Por Antônio Cláudio Mariz de Oliveira (*)

13/04/2024 | 03h00

O homem é um animal gregário e, como tal, tem necessidade indeclinável de viver em conjunto com os seus semelhantes. Para que haja uma coexistência pacífica e harmoniosa, é imprescindível um esforço comum, que se desdobra em vários aspectos. Entre eles, é fundamental que haja uma clara limitação imposta pelos interesses da coletividade àqueles de natureza exclusivamente pessoal. O bem comum como meta de todos até para que se possa alcançar os interesses individuais.

Mas, atualmente, assiste-se ao coletivo ser superado pelo particular. Esse fenômeno é visto nas próprias instituições do Estado. Verifica-se que muitos servidores públicos colocam em seu benefício os vários setores nos quais intervêm, ao contrário de os utilizar como instrumentos de apoio e amparo aos interesses da sociedade.

Os agentes estatais têm grande dificuldade ou não querem fazer a imprescindível distinção entre o público e o privado. O bem de todos passa a ser individualizado.

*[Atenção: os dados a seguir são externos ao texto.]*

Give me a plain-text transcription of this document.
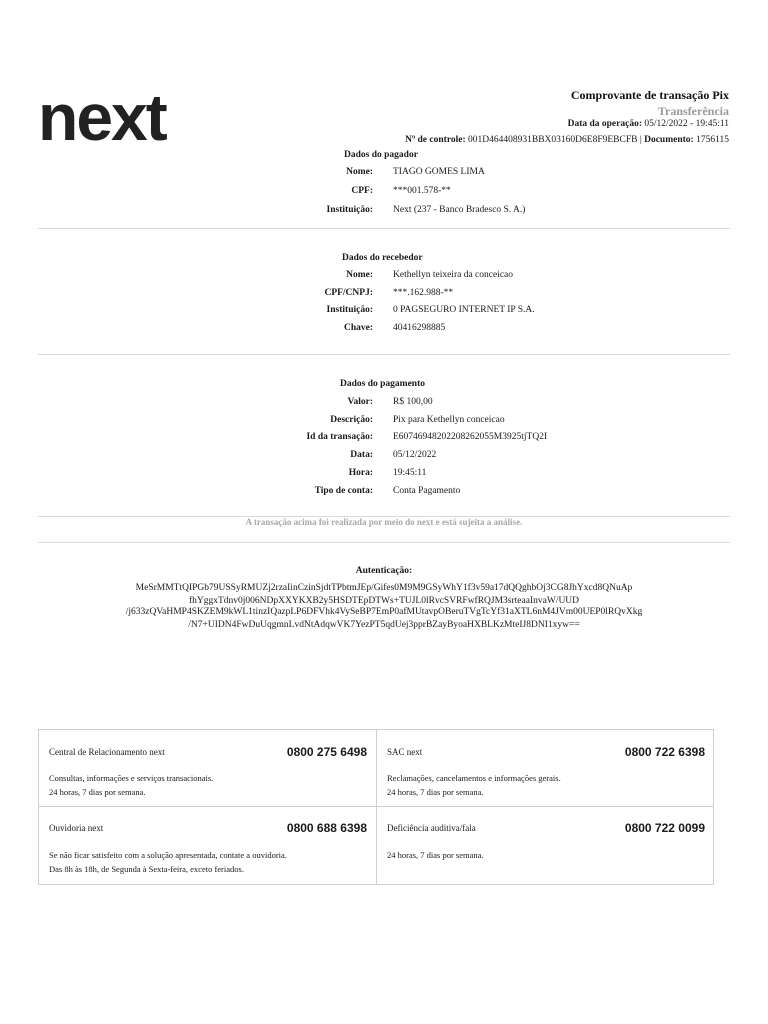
next	Comprovante de transação Pix
Transferência
Data da operação: 05/12/2022 - 19:45:11
Nº de controle: 001D464408931BBX03160D6E8F9EBCFB | Documento: 1756115
Dados do pagador
Nome: TIAGO GOMES LIMA
CPF: ***001.578-**
Instituição: Next (237 - Banco Bradesco S. A.)
Dados do recebedor
Nome: Kethellyn teixeira da conceicao
CPF/CNPJ: ***.162.988-**
Instituição: 0 PAGSEGURO INTERNET IP S.A.
Chave: 40416298885
Dados do pagamento
Valor: R$ 100,00
Descrição: Pix para Kethellyn conceicao
Id da transação: E60746948202208262055M3925tjTQ2I
Data: 05/12/2022
Hora: 19:45:11
Tipo de conta: Conta Pagamento
A transação acima foi realizada por meio do next e está sujeita a análise.
Autenticação:
MeSrMMTtQIPGb79USSyRMUZj2rzaIinCzinSjdtTPbtmJEp/Gifes0M9M9GSyWhY1f3v59a17dQQghbOj3CG8JhYxcd8QNuAp
fhYggxTdnv0j006NDpXXYKXB2y5HSDTEpDTWs+TUJL0lRvcSVRFwfRQJM3srteaaInvaW/UUD
/j633zQVaHMP4SKZEM9kWL1tinzIQazpLP6DFVhk4VySeBP7EmP0afMUtavpOBeruTVgTcYf31aXTL6nM4JVm00UEP0lRQvXkg
/N7+UIDN4FwDuUqgmnLvdNtAdqwVK7YezPT5qdUej3pprBZayByoaHXBLKzMteIJ8DNI1xyw==
Central de Relacionamento next	0800 275 6498
Consultas, informações e serviços transacionais.
24 horas, 7 dias por semana.
SAC next	0800 722 6398
Reclamações, cancelamentos e informações gerais.
24 horas, 7 dias por semana.
Ouvidoria next	0800 688 6398
Se não ficar satisfeito com a solução apresentada, contate a ouvidoria.
Das 8h às 18h, de Segunda à Sexta-feira, exceto feriados.
Deficiência auditiva/fala	0800 722 0099
24 horas, 7 dias por semana.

A coisa nossa se transforma em coisa minha.

Uma observação é imprescindível: toda generalização pode conduzir a injustiças, portanto, ressalve-se que nem todo servidor confunde o público com o privado. São muitos os que agem com absoluta correção e batalham pelo bem comum.

No Poder Judiciário, um fenômeno vem alterando substancialmente o posicionamento de alguns magistrados. Trata-se do protagonismo que veio substituir a discrição que sempre marcou os juízes brasileiros.

Tenho a impressão de que o fenômeno teve início com o televisionamento das sessões dos julgamentos, a partir da operação denominada mensalão, no início dos anos de 2010, especialmente no Supremo Tribunal Federal (STF). O Poder Judiciário, até então quase inacessível ao público, adquiriu visibilidade a partir da conduta individual de seus integrantes, que transmite versões diversas de uma realidade que deveria ser, ao menos, homogênea.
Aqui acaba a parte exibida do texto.